Efficacy of Transcranial Direct Current Stimulation in Acute Ischemic Stroke

Ischemic Stroke Clinical Trial

— DAS  

Official title:

Investigation of the Effects of Noninvasive Neuromodulation in Patients With Acute Ischemic Infarction

Clinical Trial Details — Status: Recruiting

Administrative data

• NCT number: NCT04938076
• Other study ID #: OC19DESI0124
• Status: Recruiting
• Phase: Phase 3
• Start date: April 16, 2020
• Est. completion date: December 31, 2022

Study information

• Verified date: June 2021
• Source: Incheon St.Mary's Hospital
• Contact: Taewon Kim, MD, PhD
• Phone: +82-10-9399-5452
• Email: kimtaewon79[@]gmail.com
• Is FDA regulated: No
• Study type: Interventional

Clinical Trial Summary

Non-invasive brain stimulation (tDCS) such as transcranial direct current stimulation (TDCS) has been reported to be effective in improving motor performance and safe in participants with cerebral infarction. However, few studies have been done in participants with acute cerebral infarction. In this study, the investigators want to see the effect of tDCS in acute cerebral infarction. the investigators perform tDCS in participants with acute ischemic stroke within 48 hours after stroke onset and the investigators measure motor weakness and function at early phase as well as at 3 months.

Description:

Cerebral infarction is a major cause of death, a disease that is socially and nationally burdensome, leaving disabilities and dementia behind.

In participants with cerebral infarction, non-invasive brain stimulation (tDCS) such as transcranial direct current stimulation (TDCS) has been reported to be effective in improving motor performance and safe. However, few studies have been done in participants with acute cerebral infarction, and previous studies in participants with acute cerebral infarction have not verified the effect in mild cerebral infarction, and previous studies in acute cerebral infarction mainly stimulate lesions to anode. So in this study, the investigators want to see the effect of stimulating tDCS to both hemispheres in acute cerebral infarction against this backdrop.

Study Objective: To see if tDCS is effective in improving motor paralysis in participants with acute cerebral infarction.

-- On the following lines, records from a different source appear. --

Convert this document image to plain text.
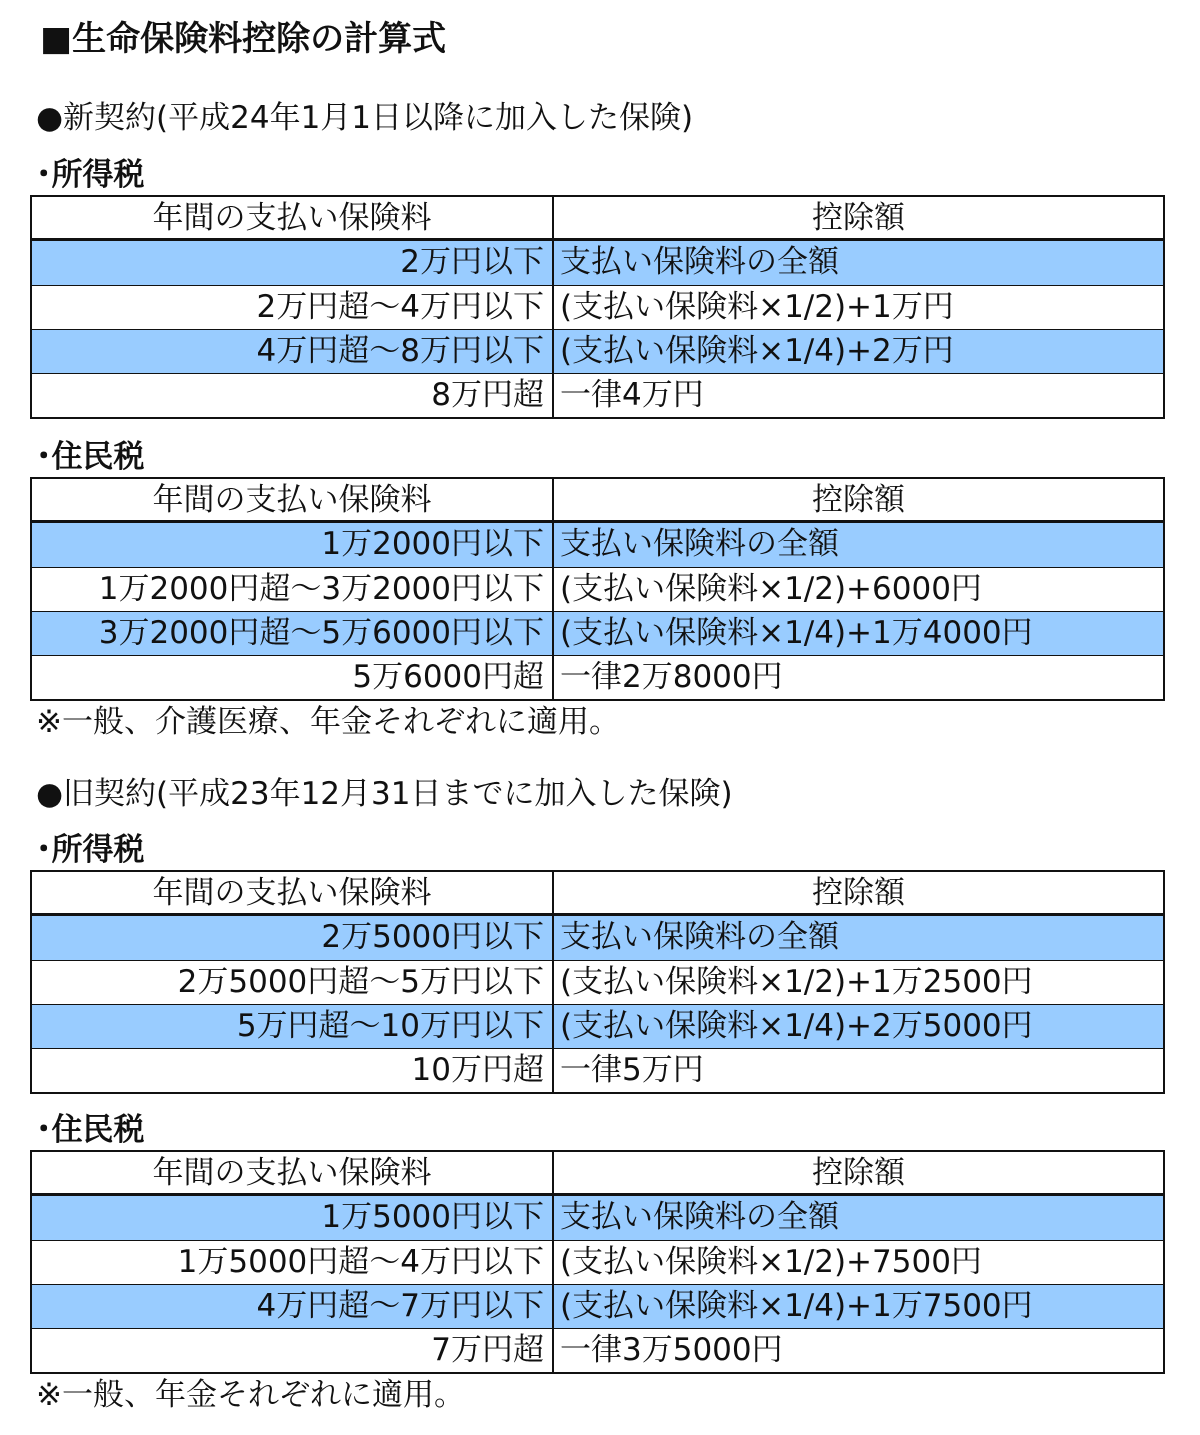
■生命保険料控除の計算式
●新契約(平成24年1月1日以降に加入した保険)
･所得税
年間の支払い保険料	控除額
2万円以下 支払い保険料の全額
2万円超～4万円以下 (支払い保険料×1/2)+1万円
4万円超～8万円以下 (支払い保険料×1/4)+2万円
8万円超 一律4万円
･住民税
年間の支払い保険料	控除額
1万2000円以下 支払い保険料の全額
1万2000円超～3万2000円以下 (支払い保険料×1/2)+6000円
3万2000円超～5万6000円以下 (支払い保険料×1/4)+1万4000円
5万6000円超 一律2万8000円
※一般、介護医療、年金それぞれに適用。
●旧契約(平成23年12月31日までに加入した保険)
･所得税
年間の支払い保険料	控除額
2万5000円以下 支払い保険料の全額
2万5000円超～5万円以下 (支払い保険料×1/2)+1万2500円
5万円超～10万円以下 (支払い保険料×1/4)+2万5000円
10万円超 一律5万円
･住民税
年間の支払い保険料	控除額
1万5000円以下 支払い保険料の全額
1万5000円超～4万円以下 (支払い保険料×1/2)+7500円
4万円超～7万円以下 (支払い保険料×1/4)+1万7500円
7万円超 一律3万5000円
※一般、年金それぞれに適用。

Expected effectiveness: stability of tDCS has already been demonstrated in many studies. Since tDCS itself is a non-invasive treatment, if the efficacy of the tDCS prove to be effective in patients with acute cerebral infarction, it can be widely implemented without significant risk to many patients.

Intervention : In this randomized controlled trial, the investigators perform tDCS in patients with acute ischemic stroke within 48 hours after stroke onset with sham control.

Outcome : the investigators measure motor weakness and function at early phase as well as at 3 months.

Recruitment information / eligibility

• Status: Recruiting
• Enrollment: 172
• Est. completion date: December 31, 2022
• Est. primary completion date: August 31, 2022
• Accepts healthy volunteers: No
• Gender: All
• Age group: 18 Years to 85 Years

Eligibility

Inclusion Criteria:

• ischemic stroke patients within 2 days stroke onset

• 18-85 of age

• corticospinal tract involvement stroke (primary motor cortex, corona radiata, internal capsule, midbrain crus cerebri, basis pontis, anterior medulla)

Exclusion Criteria:

• pre-stroke disability (defined as modified Rankin Scale (mRS) >=2)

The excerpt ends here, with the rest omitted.